La pratique du pardon est la condition indispensable à la paix :  paix intérieure et paix dans la société.

Il m’a semblé que c’était un sujet de réflexion impératif en ce moment pour tous les hommes de bonne volonté, pour tous ceux qui souhaitent un changement profond et durable de la société, pour ceux également, qui se sentent piégés et sans recours.

Il m’a également semblé utile de faire un tour d’horizon –  (non exhaustif bien sûr, il faudrait une bibliothèque entière pour épuiser le sujet) – des écrits de sagesse de l’humanité.

Il n’y a pas de paix possible sans pardon. C’est ce que prêchaient Gandhi et Martin Luther King deux grands apôtres de la non-violence et de l’agapé :  l’amour désintéressé, divin, universel, inconditionnel.

Pour certaines agressions, certains crimes, l’acte de pardon est tout simplement inimaginable. Il est vécu comme une faiblesse, une soumission, une rédition, et donc une victoire pour l’objet de notre rancœur voire notre haine et les sirènes de la vengeance hurlent à nos oreilles.   Pourtant, quelle force intérieure faut-il avoir pour pardonner l’impardonnable !

Sur le plan du collectif, Il faut des châtiments écrivait Hannah Arendt.

« le châtiment a ceci de commun avec le pardon qu’il tente de mettre un terme à une chose qui, sans intervention, pourrait continuer indéfiniment.

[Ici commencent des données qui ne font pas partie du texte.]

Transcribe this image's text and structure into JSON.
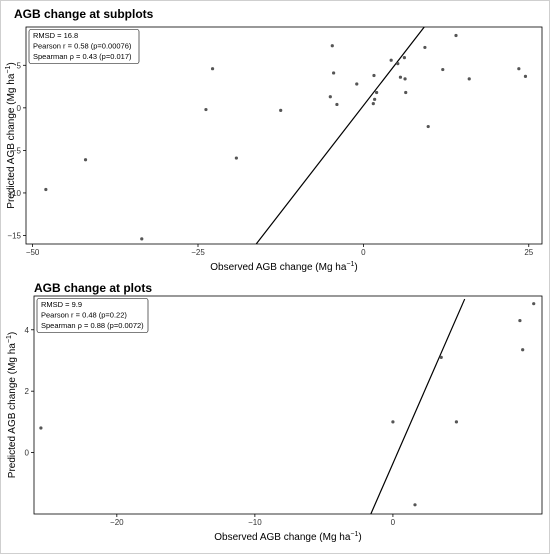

Il est donc très significatif, c’est un élément structurel du domaine des affaires humaines, que les hommes soient incapables de pardonner ce qu’ils ne peuvent punir, ce qui se relève impardonnable. C’est la véritable marque des offenses que l’on nomme depuis Kant « radicalement mauvaises », et dont nous savons si peu de chose, même nous qui avons été exposés à une de leurs rares explosions en public. Tout ce que nous savons, c’est que nous ne pouvons ni punir ni pardonner ces offenses, et que par conséquent elles transcendent le domaine des affaires humaines et le potentiel du pouvoir humain qu’elles détruisent tous deux radicalement partout où elles font leur apparition. » (Condition de l’homme moderne – Hannah Arendt).

Si l’on réfléchit à l’histoire de l’humanité, ce point de vue, à priori évident, pose la question de l’efficacité réelle du châtiment.  Les société humaines n’ont pas cessé de punir les offenses individuelles et collectives, soit par la l’escalade de la vengeance, soit par la voie de la justice d’état.  Il ne s’agit pas ici de contester l’utilité de cette dernière qui est une évidence. Cependant,  ces punitions ont-elles jamais vraiment apaisé la rancoeur ? Ont-elles jamais servi d’exemple ?

Ont-elles jamais empêché la répétition des crimes ?

Ont-elles jamais brisé le cercle vicieux de la violence ?

La véritable solution est manifestement ailleurs.

La société étant la somme des individus qui la composent, si nous voulons avancer, changer cette société,  il faut  briser le cycle dévastateur de la violence d’abord sur le plan individuel .  Vu sous cet angle, la résolution du problème est d’une simplicité lumineuse :

Si l’homme était sage, il n’y aurait plus ni violences, ni souffrances.

C’est tellement évident, que ça en semble ridicule.  J’entends certains qui ricanent en murmurant : « Et si ma tante en avait… »

Pourquoi oublions-nous une telle évidence ?

Parce que la violence dans nos interactions humaines et sociales est un magnifique levier de pouvoir et que ce dernier a tout intérêt à ce que nous n’évoluions pas.

Parce qu’elle crée et entretien la séparation, et qu’elle sert le veau d’or

Parce qu’en nous elle satisfait  les forces sombres de l’égo.

Pourtant, nous serions les premiers bénéficiaires, individuellement, de la pratique du pardon, car d’abord, c’est nous qu’il rend libres et apaise. La paix sociale en est sa conséquence.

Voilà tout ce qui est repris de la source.